Not after all this time?
She didn’t dare touch the phone in case she accidentally opened the message, so Thea just stared at the screen until it went dark of its own accord.
24
Breakfast in the Ashcombe household was never a great time to hold a discussion, as Thea spent most of it chivvying Dylan out of bed and encouraging Cora to eat something before they both left the house to catch the bus that stopped at the entrance to the estate. So, swallowing her disquiet about the Snapchat notification as well as a few mouthfuls of porridge, Thea tried to put it out of her mind until she’d have more time at the end of the day.
‘Don’t forget to switch everything off and lock the door!’ she called up the stairs as she prepared to get to school. She’d initially been concerned about leaving Cora and Dylan to secure the house, but they’d proven to be reliable and responsible, and now she didn’t think anything of leaving them to it in the morning. There had been the odd mishap where the ‘Grandparent Taxi’ had been called upon, after one or other of them had missed the bus, but Lorelai never minded, and these were few and far between.
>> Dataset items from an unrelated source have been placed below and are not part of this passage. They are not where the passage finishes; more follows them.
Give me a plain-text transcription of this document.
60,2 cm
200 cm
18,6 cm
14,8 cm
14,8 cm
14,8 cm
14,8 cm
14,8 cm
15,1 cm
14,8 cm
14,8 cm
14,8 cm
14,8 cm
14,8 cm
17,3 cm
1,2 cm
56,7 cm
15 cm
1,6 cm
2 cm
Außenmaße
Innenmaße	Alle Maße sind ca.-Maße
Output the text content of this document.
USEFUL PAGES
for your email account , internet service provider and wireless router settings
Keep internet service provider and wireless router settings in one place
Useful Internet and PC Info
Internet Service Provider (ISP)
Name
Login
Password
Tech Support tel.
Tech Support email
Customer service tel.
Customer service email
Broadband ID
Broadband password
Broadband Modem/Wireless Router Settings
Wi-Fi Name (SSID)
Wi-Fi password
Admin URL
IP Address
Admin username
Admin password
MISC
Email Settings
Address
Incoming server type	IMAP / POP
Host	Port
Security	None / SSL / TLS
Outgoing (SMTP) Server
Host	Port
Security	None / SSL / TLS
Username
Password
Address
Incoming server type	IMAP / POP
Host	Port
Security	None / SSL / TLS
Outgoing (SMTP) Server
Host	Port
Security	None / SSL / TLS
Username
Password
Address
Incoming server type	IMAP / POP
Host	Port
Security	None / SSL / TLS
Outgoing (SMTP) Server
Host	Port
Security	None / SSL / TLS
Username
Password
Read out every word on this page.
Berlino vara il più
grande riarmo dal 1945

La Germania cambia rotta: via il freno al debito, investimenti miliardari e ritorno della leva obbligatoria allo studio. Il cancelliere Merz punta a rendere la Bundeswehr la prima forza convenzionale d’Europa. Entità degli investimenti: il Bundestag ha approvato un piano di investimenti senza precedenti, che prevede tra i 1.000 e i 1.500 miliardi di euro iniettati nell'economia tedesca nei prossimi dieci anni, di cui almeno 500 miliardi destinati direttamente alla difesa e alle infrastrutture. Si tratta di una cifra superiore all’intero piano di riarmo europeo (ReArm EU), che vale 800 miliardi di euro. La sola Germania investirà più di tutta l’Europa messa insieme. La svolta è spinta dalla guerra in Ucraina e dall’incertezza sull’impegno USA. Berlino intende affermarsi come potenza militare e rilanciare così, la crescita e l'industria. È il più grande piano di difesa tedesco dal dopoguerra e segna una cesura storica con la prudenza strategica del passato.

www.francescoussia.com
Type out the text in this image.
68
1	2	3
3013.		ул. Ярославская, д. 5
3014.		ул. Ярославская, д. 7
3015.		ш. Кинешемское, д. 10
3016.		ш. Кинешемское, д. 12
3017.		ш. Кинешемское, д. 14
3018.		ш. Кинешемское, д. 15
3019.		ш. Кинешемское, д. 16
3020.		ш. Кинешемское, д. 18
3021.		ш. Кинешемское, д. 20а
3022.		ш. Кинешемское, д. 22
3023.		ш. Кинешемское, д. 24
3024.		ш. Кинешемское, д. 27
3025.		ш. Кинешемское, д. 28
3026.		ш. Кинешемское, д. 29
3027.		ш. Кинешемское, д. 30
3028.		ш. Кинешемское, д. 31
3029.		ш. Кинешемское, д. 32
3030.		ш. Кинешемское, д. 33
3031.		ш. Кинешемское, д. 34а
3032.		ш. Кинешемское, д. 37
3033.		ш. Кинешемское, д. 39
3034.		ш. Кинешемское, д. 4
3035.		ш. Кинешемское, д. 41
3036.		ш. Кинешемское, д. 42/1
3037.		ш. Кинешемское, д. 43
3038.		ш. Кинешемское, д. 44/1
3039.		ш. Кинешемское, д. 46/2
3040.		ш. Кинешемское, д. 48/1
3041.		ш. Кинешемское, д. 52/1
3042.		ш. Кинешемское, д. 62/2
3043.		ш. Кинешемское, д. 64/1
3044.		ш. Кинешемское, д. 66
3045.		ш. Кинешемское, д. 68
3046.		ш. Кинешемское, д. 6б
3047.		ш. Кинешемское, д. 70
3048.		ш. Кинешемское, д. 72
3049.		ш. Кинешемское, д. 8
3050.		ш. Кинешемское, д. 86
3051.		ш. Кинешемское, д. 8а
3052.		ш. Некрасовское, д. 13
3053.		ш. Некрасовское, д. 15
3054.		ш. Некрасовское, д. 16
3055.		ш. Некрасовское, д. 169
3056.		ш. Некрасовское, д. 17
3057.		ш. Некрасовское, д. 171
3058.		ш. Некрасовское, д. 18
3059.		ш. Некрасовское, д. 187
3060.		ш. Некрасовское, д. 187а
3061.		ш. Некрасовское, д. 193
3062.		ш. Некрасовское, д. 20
At school, everyone was gearing up for the nativity plays, which were happening the next day. Thea was swept up in last minute coaching of lines, encouragement of the less confident members of her class and at least one reminder to go for a wee before the play started, to avoid accidents onstage. All in all, though, it was a hectic but rewarding day, and just what she needed to take her mind off the potential issues with Cora.
Driving home after a long afternoon, eyes nearly crossing from an abundance of end-of-term marking, she at last had time to think about what she was going to say to her daughter. It wasn’t as if she’d been snooping on her phone, after all – the notification had appeared just as she’d been going to bed, and she hadn’t opened the message. But the name on the notification had sent a shock through her she kept reliving, and every time she did, the what ifs and why-on-earths kept stacking up like the world’s most sinister house of cards.
She thought about popping into the farm shop on the way home to get some biscuits to soften the impact of the conversation, but she stopped herself. She still didn’t quite know what to say to Nick after the nearly-kiss on the doorstep yesterday, and she didn’t feel as though she had the bandwidth to think more deeply about that while the potential issue with Cora was still playing on her mind. Her daughter had to come first.
Pulling into the driveway, she was relieved to hear the familiar thump-thump-thump of her daughter’s current favourite song emanating from the slightly open window. Hopefully, they could sit and chat before dinner.
‘Cora,’ she called up the stairs as she closed the front door. ‘Can you come down here a minute?’
Cora didn’t respond verbally, but the music stopped and a few seconds later there were socked feet on the stairs. Thea nervously filled the kettle and set it to boil.
‘Good day?’ she asked as Cora sat herself at the kitchen table.